Most analysts agree with Barbakow's claim that Tenet's fundamental business remains strong and that the company will benefit in coming years as aging baby boomers seek more medical care. Tenet's stock has stabilized in recent weeks at around $17 a share, even as the company has said it will take until 2004 for its earnings to grow.

But it remains to be seen whether Tenet -- and Barbakow -- can recover from the current investigations.

"The options are that A) he didn't know this was going on, which is troubling, or B) he knew, which is troubling," said stock analyst Ficklin. "He went with option A, which doesn't make you feel a whole lot better."

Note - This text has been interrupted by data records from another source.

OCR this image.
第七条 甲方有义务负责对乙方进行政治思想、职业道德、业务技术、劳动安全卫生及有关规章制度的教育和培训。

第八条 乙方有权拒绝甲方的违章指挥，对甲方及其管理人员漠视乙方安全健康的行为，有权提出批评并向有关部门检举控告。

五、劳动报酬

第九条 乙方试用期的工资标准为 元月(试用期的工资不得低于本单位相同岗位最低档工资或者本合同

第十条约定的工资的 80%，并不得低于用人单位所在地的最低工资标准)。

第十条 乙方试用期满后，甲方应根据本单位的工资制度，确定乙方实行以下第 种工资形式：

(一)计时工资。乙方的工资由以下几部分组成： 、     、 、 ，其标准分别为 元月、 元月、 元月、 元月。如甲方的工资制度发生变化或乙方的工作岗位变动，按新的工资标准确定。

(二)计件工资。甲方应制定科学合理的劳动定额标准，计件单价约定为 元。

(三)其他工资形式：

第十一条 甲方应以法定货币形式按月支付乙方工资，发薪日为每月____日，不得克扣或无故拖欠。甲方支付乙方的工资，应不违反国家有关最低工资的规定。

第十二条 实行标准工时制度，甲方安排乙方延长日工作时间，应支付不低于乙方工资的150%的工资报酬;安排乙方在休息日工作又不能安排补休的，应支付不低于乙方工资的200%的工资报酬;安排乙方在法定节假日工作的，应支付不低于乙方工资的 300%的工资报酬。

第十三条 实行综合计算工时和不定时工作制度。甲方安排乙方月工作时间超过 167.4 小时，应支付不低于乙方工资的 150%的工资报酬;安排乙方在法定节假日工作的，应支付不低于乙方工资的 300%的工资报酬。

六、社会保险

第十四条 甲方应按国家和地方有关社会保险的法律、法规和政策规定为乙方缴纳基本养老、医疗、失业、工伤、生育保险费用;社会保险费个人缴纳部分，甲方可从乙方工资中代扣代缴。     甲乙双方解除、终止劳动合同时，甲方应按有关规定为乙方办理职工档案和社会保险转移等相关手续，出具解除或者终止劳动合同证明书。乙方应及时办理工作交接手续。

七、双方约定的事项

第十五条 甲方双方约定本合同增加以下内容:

Last month, a leader of a group of dissident shareholders demanded that Tenet oust its senior management.

"It is time for the board of Tenet Healthcare Corp. to stand up and take back the company from a management team that has neglected its duties," M. Lee Pearce, a Florida doctor, wrote in December.

Pearce and his group, which own a relatively small number of Tenet shares, had tried to oust Barbakow two years earlier.

In the meantime, Barbakow is left to lead the company as it once again faces the possibility of criminal charges and lawsuits.

Barbakow, who won praise for leading the company during its most difficult days, now says he should have paid more attention when Tenet's profits shot up -- fueled by outlier payments.

"At Tenet we tended to dig deep wherever there was a problem that caused a negative variance to our plans," he said during the December conference call. "In hindsight, I didn't dig deep enough when things were going unusually well. Clearly, I will do so in the future."